Just as state and local agencies that had to move traditional services online rapidly in March, small businesses — many of which may not have needed an online sales presence prior to the pandemic — had to adopt new online marketplaces and digital strategies because of the shift, said Kiersten Todt, managing director of the Cyber Readiness Institute, a nonprofit that offers free tools and resources meant to help smaller companies better secure their corporate networks. Todt said that local governments have a role to play in ensuring that these businesses can safely carry out transactions with city residents, despite not being public entities themselves.
“Whether it’s a small business, local government or state government, you can’t silo any economic entity away from another one. They’re all connected,” Todt said during the webinar, which was hosted by Mastercard.
Technology officials from New York City and Philadelphia agreed with Todt’s assessment, with New York Chief Information Security Officer Geoff Brown noting that the city’s Cyber Command staff, which originally existed to protect city-owned infrastructure, must reflect the actual population of New York City. What that means, Brown said, is that the city’s own cybersecurity literacy and training efforts need to be directed toward the community as much as they are toward city employees.
New York City launched NYC Secure two years ago to allow New Yorkers to download a mobile app that identifies malicious attacks on people’s smartphones without invading their privacy. Moreover, Brown said, the city’s department of economic development has partnered with universities and private organizations to spur an “engine” of cybersecurity workers throughout the city. Simply deploying resources isn’t enough, however, to ensure that people will use them, Philadelphia CIO Mark Wheeler said.

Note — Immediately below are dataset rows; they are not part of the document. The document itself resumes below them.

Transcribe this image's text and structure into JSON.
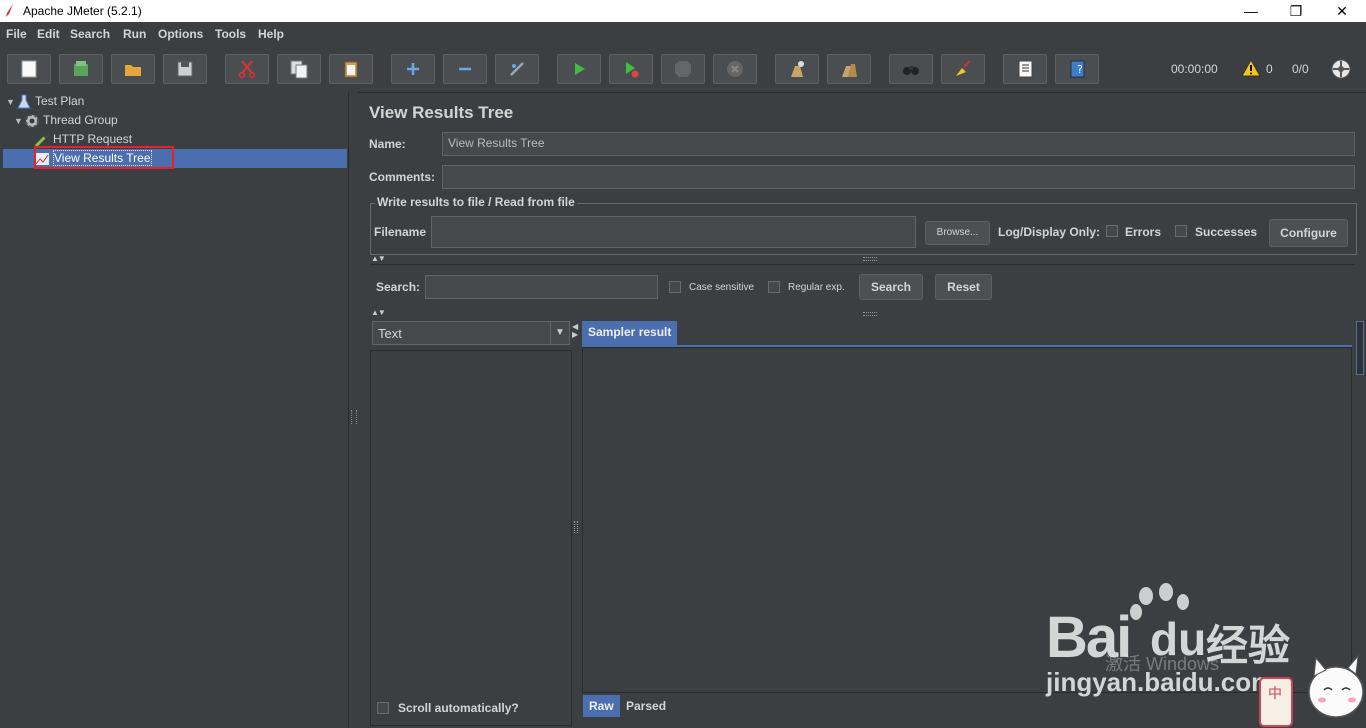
{
  "window": {
    "title": "Apache JMeter (5.2.1)",
    "minimize": "—",
    "restore": "❐",
    "close": "✕"
  },
  "menu": [
    "File",
    "Edit",
    "Search",
    "Run",
    "Options",
    "Tools",
    "Help"
  ],
  "toolbar": {
    "buttons": [
      "new-icon",
      "templates-icon",
      "open-icon",
      "save-icon",
      "cut-icon",
      "copy-icon",
      "paste-icon",
      "expand-icon",
      "collapse-icon",
      "toggle-icon",
      "start-icon",
      "start-no-pauses-icon",
      "stop-icon",
      "shutdown-icon",
      "clear-icon",
      "clear-all-icon",
      "search-icon",
      "reset-search-icon",
      "function-helper-icon",
      "help-icon"
    ],
    "timer": "00:00:00",
    "warning_count": "0",
    "threads": "0/0"
  },
  "tree": {
    "nodes": [
      {
        "label": "Test Plan",
        "icon": "flask-icon"
      },
      {
        "label": "Thread Group",
        "icon": "gear-icon"
      },
      {
        "label": "HTTP Request",
        "icon": "pipette-icon"
      },
      {
        "label": "View Results Tree",
        "icon": "chart-icon"
      }
    ],
    "selected_index": 3
  },
  "panel": {
    "title": "View Results Tree",
    "name_label": "Name:",
    "name_value": "View Results Tree",
    "comments_label": "Comments:",
    "comments_value": "",
    "file_group_title": "Write results to file / Read from file",
    "filename_label": "Filename",
    "filename_value": "",
    "browse_label": "Browse...",
    "log_display_label": "Log/Display Only:",
    "errors_label": "Errors",
    "successes_label": "Successes",
    "configure_label": "Configure",
    "search_label": "Search:",
    "search_value": "",
    "case_sensitive_label": "Case sensitive",
    "regular_exp_label": "Regular exp.",
    "search_button": "Search",
    "reset_button": "Reset",
    "renderer_value": "Text",
    "sampler_tab": "Sampler result",
    "raw_tab": "Raw",
    "parsed_tab": "Parsed",
    "scroll_auto_label": "Scroll automatically?"
  },
  "watermark": {
    "activate_line1": "激活 Windows",
    "logo_text": "Bai",
    "logo_text2": "du",
    "logo_cn": "经验",
    "url": "jingyan.baidu.com"
  }
}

“It’s not just listening,” Wheeler said, “but it has to be a two-way street where you’re demonstrating what you heard or the concerns that are being raised have been incorporated into your approach and part of that solution.”
Wheeler and his team, along with Philadelphia’s Digital Literacy Alliance, helped staff phone lines with trained “digital navigators” — people helping families that lacked digital literacy skills understand digital learning and telehealth — in June as it became clear that broadband was going to be more necessary than ever to the city’s educational and wellness needs.
“Connectivity wasn’t just exacerbating the problem, it was the divide we’ve been trying to confront this whole time,” Wheeler said. “That type of community education is getting out there and we’ll have to focus on it more as we go forward with the program.”